(Photo credit: Steve Roberts-Imagn Images)
Brian Harman has grinded through just about every level since turning professional in 2009, so he empathizes with those who will be directly impacted by the reduced field sizes approved by the PGA Tour Policy Board for the 2026 season.
As a member of the Player Advisory Committee, Harman was partof the group of players charged with evaluating the pro and cons of reducing the field sizes for several tournaments.
"I can't even begin to elaborate on how many discussions that we had and ideas going back and forth," Harman said on Tuesday ahead of this week's season-ending The RSM Classic. "It's so nuanced and it's so detailed that it's not like a short interview about it isn't going to do it justice, but we were in the room, we discussed every possible scenario and this is kind of what everyone came up with."
That scenario includes a reduction in fully exempt players on tour in a given season. Beginning in 2026, players who finished in the top 100 of the prior year's FedEx Cup standings will keep full status, down from the top 125 this year. Players finishing Nos. 101-125 in the FedEx Cup standings would receive conditional status.
Only 20 PGA Tour cards will be awarded to Korn Ferry Tour graduates rather than 30, among other minor changes to membership policies.
The fields at standard tournaments, currently at a maximum of 156 players, will be reduced to 144, with consideration for certain fields to be cut to 132 or 120 players based on daylight and pace of play. The Players Championship, the most prestigious non-major tournament in golf, will go from 144 players to 120. These changes also will not take effect until 2026.
The changes have stirred debate among the rank-and-file, with Lucas Glover among them. The former major champion said earlier this week that the policy board "think we're stupid," and suggested the tour enforces its pace of play issues rather than cost professionals their jobs.
"I'm not numb to the fact that we're cutting opportunities, right? It's not something that sits well with me and it doesn't sit well with anyone that was in any of those discussions," Harman said. "But all these decisions that get made, they're all not good or all bad.

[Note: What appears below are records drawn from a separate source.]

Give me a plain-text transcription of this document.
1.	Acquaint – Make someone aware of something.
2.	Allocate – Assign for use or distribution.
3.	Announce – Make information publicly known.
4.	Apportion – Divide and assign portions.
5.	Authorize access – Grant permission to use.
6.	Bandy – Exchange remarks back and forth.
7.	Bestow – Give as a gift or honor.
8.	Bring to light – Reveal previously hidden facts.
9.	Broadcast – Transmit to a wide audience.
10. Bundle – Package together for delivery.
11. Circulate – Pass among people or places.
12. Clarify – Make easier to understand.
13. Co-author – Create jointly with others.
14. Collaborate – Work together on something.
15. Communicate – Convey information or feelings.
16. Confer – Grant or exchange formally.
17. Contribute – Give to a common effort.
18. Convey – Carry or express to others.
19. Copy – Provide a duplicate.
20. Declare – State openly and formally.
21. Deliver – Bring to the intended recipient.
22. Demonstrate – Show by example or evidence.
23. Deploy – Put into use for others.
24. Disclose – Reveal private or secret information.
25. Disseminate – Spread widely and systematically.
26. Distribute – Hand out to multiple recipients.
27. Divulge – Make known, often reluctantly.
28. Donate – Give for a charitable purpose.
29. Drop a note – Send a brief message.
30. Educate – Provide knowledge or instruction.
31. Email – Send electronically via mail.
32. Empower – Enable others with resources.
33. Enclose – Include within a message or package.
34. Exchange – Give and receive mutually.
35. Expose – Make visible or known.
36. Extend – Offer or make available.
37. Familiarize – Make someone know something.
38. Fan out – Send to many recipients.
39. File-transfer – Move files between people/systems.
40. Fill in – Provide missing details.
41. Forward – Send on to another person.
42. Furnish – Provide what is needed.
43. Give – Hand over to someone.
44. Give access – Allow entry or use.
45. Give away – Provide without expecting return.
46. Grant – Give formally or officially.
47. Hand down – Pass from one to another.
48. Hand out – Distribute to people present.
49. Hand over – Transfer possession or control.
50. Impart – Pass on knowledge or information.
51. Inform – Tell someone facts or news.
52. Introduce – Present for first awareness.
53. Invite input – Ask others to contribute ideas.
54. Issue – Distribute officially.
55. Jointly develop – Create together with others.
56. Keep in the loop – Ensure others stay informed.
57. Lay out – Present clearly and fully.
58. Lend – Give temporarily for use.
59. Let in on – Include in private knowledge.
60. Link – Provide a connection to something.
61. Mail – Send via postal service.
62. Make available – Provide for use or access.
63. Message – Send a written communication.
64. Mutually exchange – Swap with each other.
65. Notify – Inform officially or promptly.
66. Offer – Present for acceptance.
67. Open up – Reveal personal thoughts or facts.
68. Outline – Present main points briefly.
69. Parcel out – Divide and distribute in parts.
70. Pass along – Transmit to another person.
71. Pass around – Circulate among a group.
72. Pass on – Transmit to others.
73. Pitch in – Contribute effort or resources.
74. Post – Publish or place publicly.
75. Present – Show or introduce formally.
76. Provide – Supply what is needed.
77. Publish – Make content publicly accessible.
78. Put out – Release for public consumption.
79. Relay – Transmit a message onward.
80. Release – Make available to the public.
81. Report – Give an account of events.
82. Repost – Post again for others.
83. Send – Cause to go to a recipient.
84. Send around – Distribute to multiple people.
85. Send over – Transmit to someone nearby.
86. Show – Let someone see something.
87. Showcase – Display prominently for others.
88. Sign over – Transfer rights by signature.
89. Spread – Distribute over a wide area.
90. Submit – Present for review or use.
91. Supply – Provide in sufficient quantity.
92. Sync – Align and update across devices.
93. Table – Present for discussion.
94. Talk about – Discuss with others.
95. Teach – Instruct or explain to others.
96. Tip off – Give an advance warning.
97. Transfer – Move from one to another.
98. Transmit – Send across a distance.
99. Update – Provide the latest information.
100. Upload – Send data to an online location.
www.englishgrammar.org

"We're looking at every single kind of pro and con to every piece that moves around and trying to figure out the most equitable, fairest way to have a great product at the same time providing enough playing opportunities for everyone.
Harman said the PAC was broken into separate subcommittees to each evaluate different potential pathways. At the end of the day, the math simply doesn't work out for 156-player fields on one course during times of the year with limited daylight hours.
"Daylight's a big thing, can't finish," he said. "The Tour's been expanding for the last I don't know how many years and just we're trying to come up with the best possible product for television, for the players and to make sure that people have pathways to get in.
"I feel as though when we get into some of these 156-man fields, you can look at the parking lot out here, there's nowhere to park and (Sea Island) is two golf courses, thank goodness. But 156 on one golf course, it's hard to navigate a practice round, it's hard to navigate where to get food.
"I mean, logistically it just makes it a lot, a lot tougher."
Harman has three victories since joining the PGA Tour 12 years ago, highlighted by his win at The Open Championship in 2023. At just 5 feet, 7 inches tall, he's one of the shorter hitters on tour and is a noted grinder who has carved out a lengthy career with excellent iron play and a strong short game.
Currently 24th in the Official World Golf Ranking, Harman has been as high as eighth but was also 123rd to begin the 2020 season and 141st to open 2017. So it's safe to presume Harman doesn't classify himself as among the "cool kids" Glover said are driving the decisions that most benefit them.
"If you're one of the guys that you feel like you're going to affected by it, you're very upset by it and I understand that, I would feel the exact same way," Harman said.
"They're really hard conversations to have because for me, I've been on every side of that token. I've been 100 to 125, I've been 70 to 100, I've been 1 to 20. I understand how all those blocks feel and for me to, like, having to discuss how that stuff gets moved around, it's extremely, extremely difficult and it's not comfortable."
On the flip side of the debate, Harman believes that playing well throughout a season is now more rewarded than ever before on the PGA Tour.
"There's a ton of different ways to look at it," he said. "For the first half of my career, I finished top-50 two or three times, right? Two of three times out of four or five times, and what you were rewarded for that was essentially not much. You got to start your season the same time two weeks later at zero, you weren't in any World Golf Championships, you weren't in any majors, you weren't in any bigger tournaments.
"Now if you go out and you have a nice year on the PGA Tour, you finish in the top 50, you're in the elevated events, you have an incredible opportunity and that opportunity is because you've had a great year.
"You've never been more rewarded for playing great golf right now and I think that's a really cool place for the Tour to be in.
"You look at all of the information that's presented and you do your best to make the best possible decision for the most amount of people."